Orang-orang Palestina yang terbunuh pada hari Sabtu menjadikan jumlah korban tewas dalam dua hari menjadi sedikitnya 20 orang, menurut pejabat kesehatan di Gaza. Salah satu dari mereka yang terbunuh pada hari Jumat adalah seorang gadis berusia 5 tahun. Seorang juru bicara militer Israel, Letnan Kolonel Richard Hecht, mengatakan ayah anak itu adalah seorang komandan senior Jihad Islam, tetapi tidak mengatakan apakah dia menjadi sasaran serangan udara yang menewaskan putrinya.

Keluarga tidak akan berkomentar apakah sang ayah terkait dengan Jihad Islam.

Tiga anak lagi adalah tewas pada hari Sabtu, meskipun tidak segera jelas apakah mereka terkena serangan Israel atau roket Palestina yang salah tembak. Militer Israel mengatakan mereka terbunuh oleh peluncuran roket Jihad Islam yang gagal.

Setidaknya dua tentara Israel dan seorang warga sipil terluka, menurut pejabat Israel dan laporan berita. Tetapi sebagian besar roket Palestina jatuh di area terbuka atau dicegat oleh sistem pertahanan udara Iron Dome Israel, menurut militer.
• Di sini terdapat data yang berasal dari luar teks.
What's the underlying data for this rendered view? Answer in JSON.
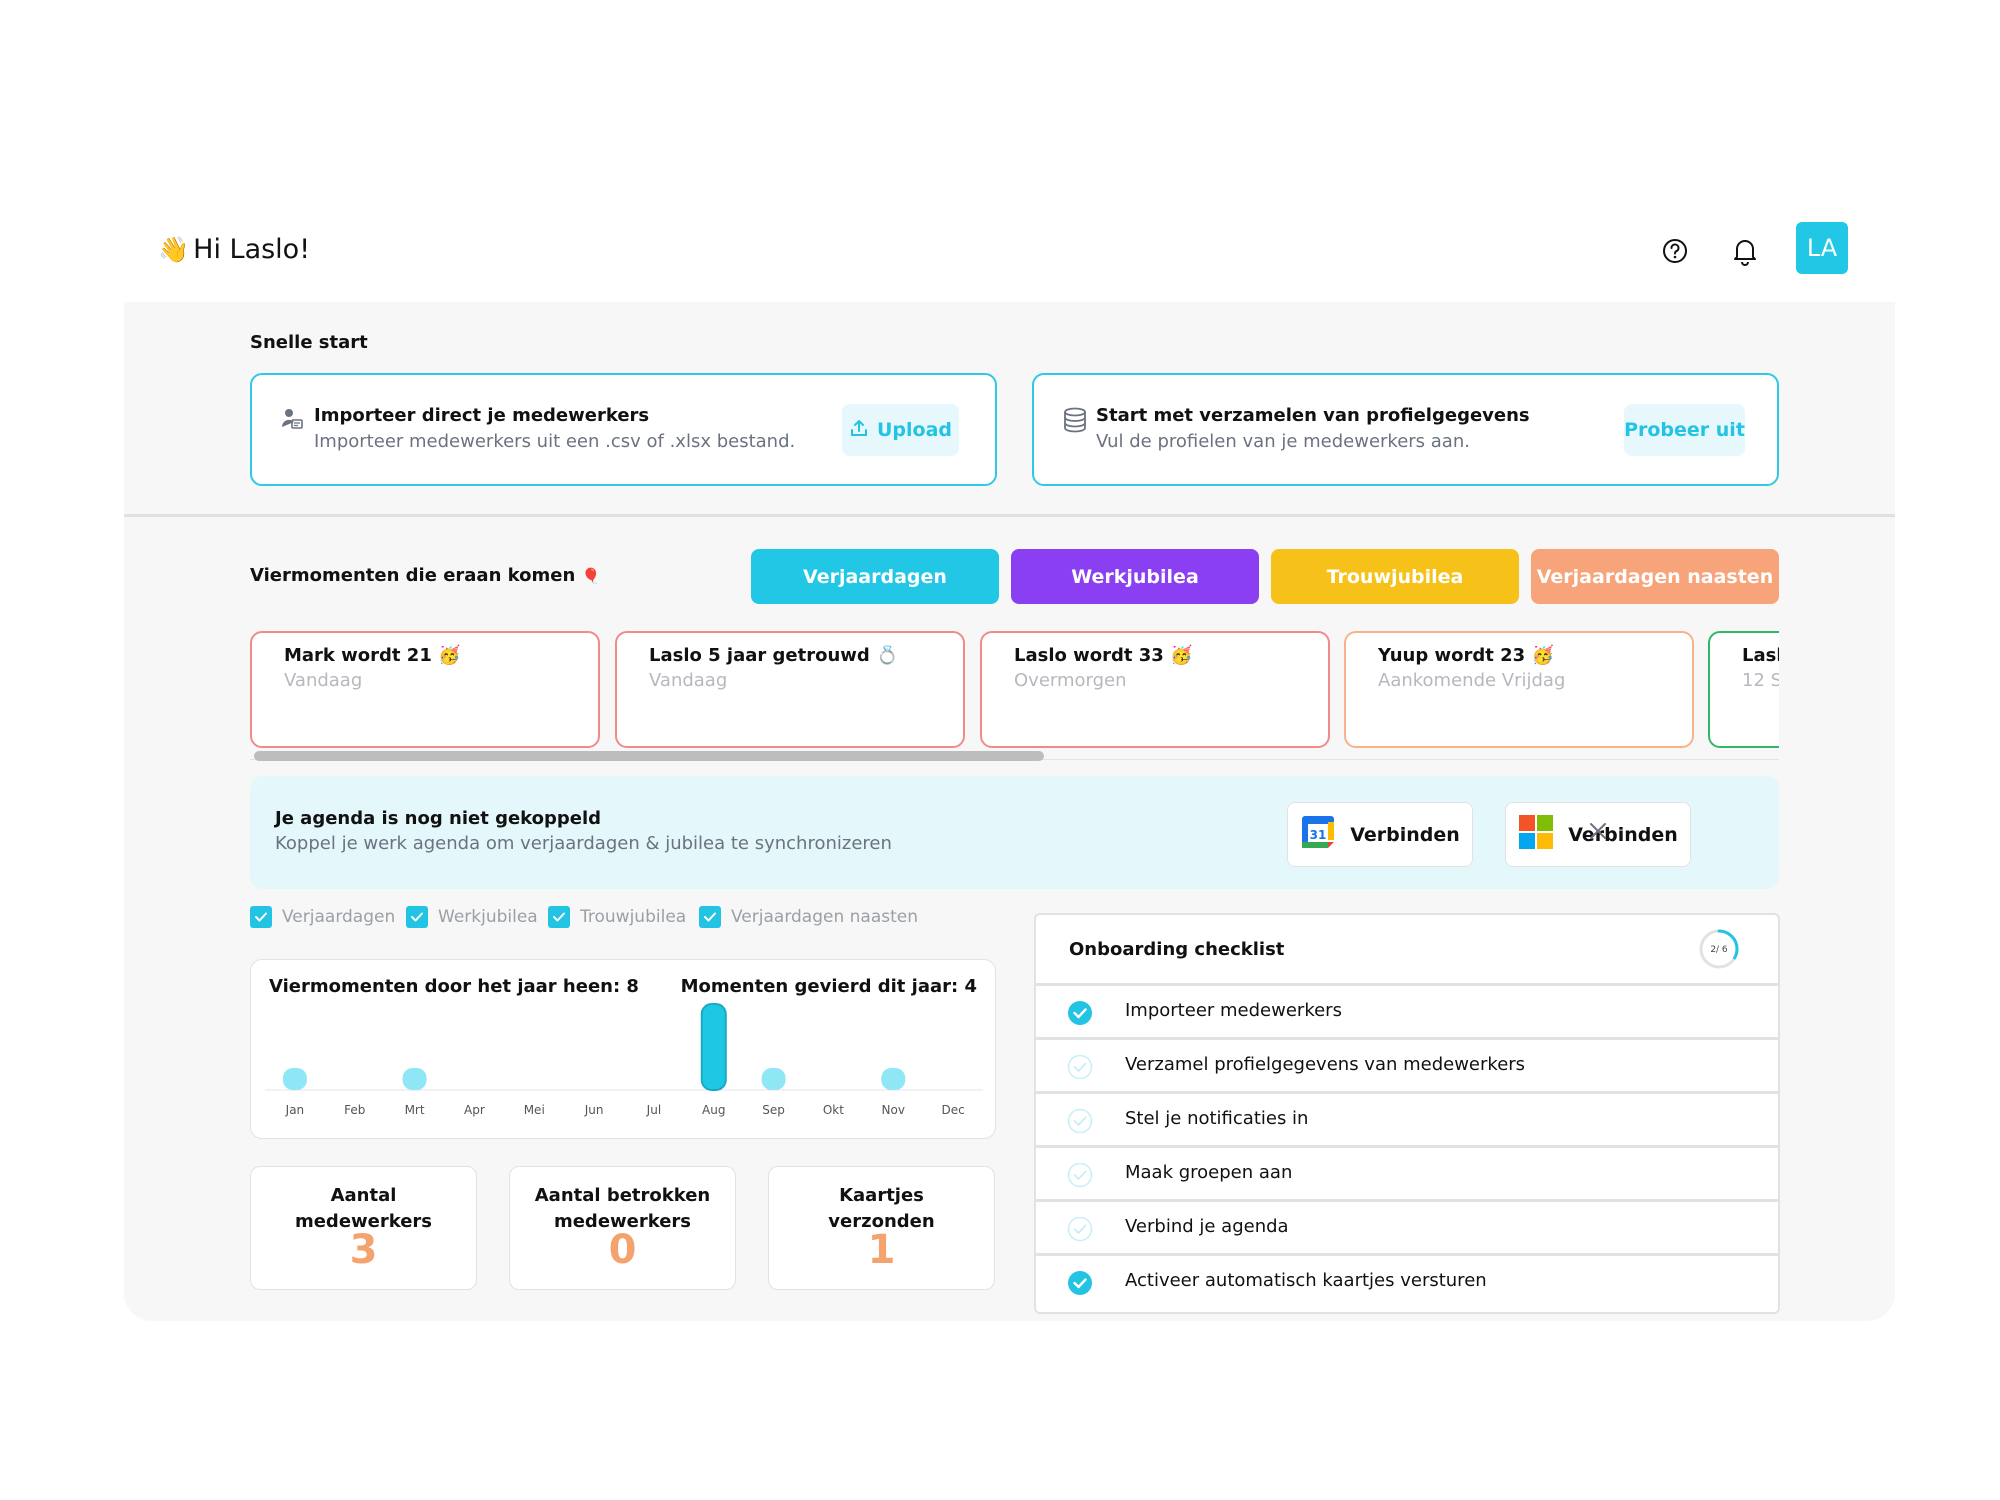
{
  "header": {
    "greeting": "Hi Laslo!",
    "wave_emoji": "👋",
    "avatar_initials": "LA",
    "help_icon": "help-circle-icon",
    "bell_icon": "bell-icon"
  },
  "quick_start": {
    "title": "Snelle start",
    "cards": [
      {
        "title": "Importeer direct je medewerkers",
        "subtitle": "Importeer medewerkers uit een .csv of .xlsx bestand.",
        "button": "Upload",
        "icon": "user-import-icon",
        "button_icon": "upload-icon"
      },
      {
        "title": "Start met verzamelen van profielgegevens",
        "subtitle": "Vul de profielen van je medewerkers aan.",
        "button": "Probeer uit",
        "icon": "database-icon"
      }
    ]
  },
  "moments": {
    "title": "Viermomenten die eraan komen",
    "title_emoji": "🎈",
    "filters": [
      {
        "label": "Verjaardagen",
        "color": "#22c7e6"
      },
      {
        "label": "Werkjubilea",
        "color": "#8b3ff2"
      },
      {
        "label": "Trouwjubilea",
        "color": "#f6c21a"
      },
      {
        "label": "Verjaardagen naasten",
        "color": "#f7a47b"
      }
    ],
    "cards": [
      {
        "title": "Mark  wordt 21 🥳",
        "subtitle": "Vandaag",
        "border": "#f08b8b"
      },
      {
        "title": "Laslo 5 jaar getrouwd 💍",
        "subtitle": "Vandaag",
        "border": "#f08b8b"
      },
      {
        "title": "Laslo  wordt 33 🥳",
        "subtitle": "Overmorgen",
        "border": "#f08b8b"
      },
      {
        "title": "Yuup  wordt 23 🥳",
        "subtitle": "Aankomende Vrijdag",
        "border": "#f7b48b"
      },
      {
        "title": "Laslo",
        "subtitle": "12 S",
        "border": "#2fb86a"
      }
    ]
  },
  "calendar_banner": {
    "title": "Je agenda is nog niet gekoppeld",
    "subtitle": "Koppel je werk agenda om verjaardagen & jubilea te synchronizeren",
    "google_button": "Verbinden",
    "google_icon": "google-calendar-icon",
    "google_day": "31",
    "microsoft_button": "Verbinden",
    "microsoft_icon": "microsoft-icon",
    "close_icon": "close-icon"
  },
  "legend": [
    {
      "label": "Verjaardagen",
      "checked": true
    },
    {
      "label": "Werkjubilea",
      "checked": true
    },
    {
      "label": "Trouwjubilea",
      "checked": true
    },
    {
      "label": "Verjaardagen naasten",
      "checked": true
    }
  ],
  "chart": {
    "title_left": "Viermomenten door het jaar heen: 8",
    "title_right": "Momenten gevierd dit jaar: 4"
  },
  "chart_data": {
    "type": "bar",
    "categories": [
      "Jan",
      "Feb",
      "Mrt",
      "Apr",
      "Mei",
      "Jun",
      "Jul",
      "Aug",
      "Sep",
      "Okt",
      "Nov",
      "Dec"
    ],
    "values": [
      1,
      0,
      1,
      0,
      0,
      0,
      0,
      4,
      1,
      0,
      1,
      0
    ],
    "highlight_index": 7,
    "colors": {
      "default": "#8fe6f5",
      "highlight": "#1ec8e3"
    },
    "title": "Viermomenten door het jaar heen: 8",
    "ylim": [
      0,
      4
    ],
    "grid": false
  },
  "stats": [
    {
      "label": "Aantal medewerkers",
      "value": "3"
    },
    {
      "label": "Aantal betrokken medewerkers",
      "value": "0"
    },
    {
      "label": "Kaartjes verzonden",
      "value": "1"
    }
  ],
  "checklist": {
    "title": "Onboarding checklist",
    "progress_label": "2/ 6",
    "progress": 0.333,
    "items": [
      {
        "label": "Importeer medewerkers",
        "done": true
      },
      {
        "label": "Verzamel profielgegevens van medewerkers",
        "done": false
      },
      {
        "label": "Stel je notificaties in",
        "done": false
      },
      {
        "label": "Maak groepen aan",
        "done": false
      },
      {
        "label": "Verbind je agenda",
        "done": false
      },
      {
        "label": "Activeer automatisch kaartjes versturen",
        "done": true
      }
    ]
  }
}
Satu-satunya pembangkit listrik di Gaza menghentikan operasinya karena pembekuan pengiriman bahan bakar dari Israel, yang selanjutnya mengurangi daya di sebagian besar wilayah itu. Seorang pejabat senior militer Israel kedua, berbicara kepada wartawan pada hari Sabtu dengan syarat anonim untuk mematuhi aturan tentara, mengatakan Israel bekerja sama dengan Mesir tentang bagaimana mengirimkan lebih banyak bahan bakar ke Gaza sementara di bawah tembakan roket.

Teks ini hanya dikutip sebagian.